O relator do caso na seção especializada em dissídios individuais do TST, ministro Pedro Paulo Manus, afirmou que a gratuidade de justiça vem sendo admitida de forma cautelosa para pessoa jurídica. Ela está condicionada, no entanto, "à demonstração cabal e inequívoca de que a empresa não pode arcar com as despesas do processo sem que, com isso, prejudique seu funcionamento e administração".

A Trieme Marine Equipamentos Náuticos, que responde à ação desde 2009, comprovou que em seis meses de sua receita de 2008 o faturamento foi menor que o valor do depósito, atendendo a exigência para a gratuidade.

Para o advogado José Augusto Rodrigues Jr. do escritório Rodrigues Jr. Advogados, a decisão indica uma nova interpretação que pode se sedimentar.

"A justiça vem entendendo que o empregador deve assumir o risco do negócio e fazer o depósito. Mas a decisão, que isentou em ação rescisória, pode ser alargada e usada em todos os depósitos recursais", diz o advogado. O depósito recursal existe para garantir que, em uma futura condenação, o empregado receba algum valor.

Rodrigues lembra que o próprio Supremo Tribunal Federal (STF), presidido por Cezar Peluso, já pacificou que as empresas não são obrigadas a fazer depósito integral do valor de autos de infração para recorrer em processo administrativo.

A decisão do TST, segundo o advogado, vai contra a jurisprudência, que tem apenas decisões esparsas reconhecendo a gratuidade, mas que são frequentemente reformadas nas instâncias superiores. "É um novo rumo para a jurisprudência e uma tendência que vai se firmar em nome do princípio maior da ampla defesa", afirma.

Opinião diversa tem o advogado Alan Balaban Sasson, do Valentim, Braga & Balaban Advogados. A decisão, "raríssima", não vai "pegar tão fácil" segundo o especialista. "Ela é interessante, mas as micro e pequenas empresas não podem se valer dessa tese. Não há uma súmula ou entendimento pacificado. É preciso aguardar outros casos para manifestação do Tribunal", diz Balaban. O advogado afirma que as empresas que passam por dificuldades e têm como provar devem tentar a isenção e ver como os tribunais vão receber os casos.
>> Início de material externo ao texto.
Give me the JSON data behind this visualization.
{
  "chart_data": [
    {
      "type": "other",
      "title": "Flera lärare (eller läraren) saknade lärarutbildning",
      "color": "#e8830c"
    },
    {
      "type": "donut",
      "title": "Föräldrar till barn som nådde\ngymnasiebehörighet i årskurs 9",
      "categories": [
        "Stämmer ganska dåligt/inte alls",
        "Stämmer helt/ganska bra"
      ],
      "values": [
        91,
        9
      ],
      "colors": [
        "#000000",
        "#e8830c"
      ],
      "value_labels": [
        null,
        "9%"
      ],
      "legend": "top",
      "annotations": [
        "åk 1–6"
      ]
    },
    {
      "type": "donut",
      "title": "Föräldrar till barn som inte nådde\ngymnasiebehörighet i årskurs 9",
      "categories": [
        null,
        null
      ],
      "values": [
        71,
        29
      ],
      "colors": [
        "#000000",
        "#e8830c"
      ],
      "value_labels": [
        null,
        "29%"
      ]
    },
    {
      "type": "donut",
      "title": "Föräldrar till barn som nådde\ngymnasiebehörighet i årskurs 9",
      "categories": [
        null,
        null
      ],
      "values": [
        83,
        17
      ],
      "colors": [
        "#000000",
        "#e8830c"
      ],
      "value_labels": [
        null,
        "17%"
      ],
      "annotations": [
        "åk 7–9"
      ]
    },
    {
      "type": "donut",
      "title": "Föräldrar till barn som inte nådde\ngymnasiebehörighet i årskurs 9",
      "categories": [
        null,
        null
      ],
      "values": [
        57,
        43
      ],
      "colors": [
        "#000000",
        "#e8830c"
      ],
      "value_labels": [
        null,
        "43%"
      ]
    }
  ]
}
Maria Lucia Benhame, sócia do Benhame Sociedade de Advogados, concorda que as empresas podem começar a usar o acórdão do TST para pedir a gratuidade, mas também não vê "regra nem tendência" nesse sentido. "É um caso isolado, infelizmente, porque quando não se consegue discutir um caso no Judiciário viola-se o direito constitucional do acesso, o direito de ação e a ampla defesa é cerceada", diz.

O advogado Gustavo Domingues Quevedo, do escritório Bastos-Tigre, Coelho da Rocha e Lopes Advogados, afirma que negar o acesso à justiça viola outro princípio: o da isonomia, ou seja, as partes devem ser tratadas de forma igual. "Os tribunais estão baseados na premissa de que apenas a pessoa física é hipossuficiente, em detrimento da pessoa jurídica. A Constituição Federal não faz distinção e garante o amplo acesso", destaca o advogado, que também aposta que a justiça do trabalho e a comum não devam mudar sua jurisprudência.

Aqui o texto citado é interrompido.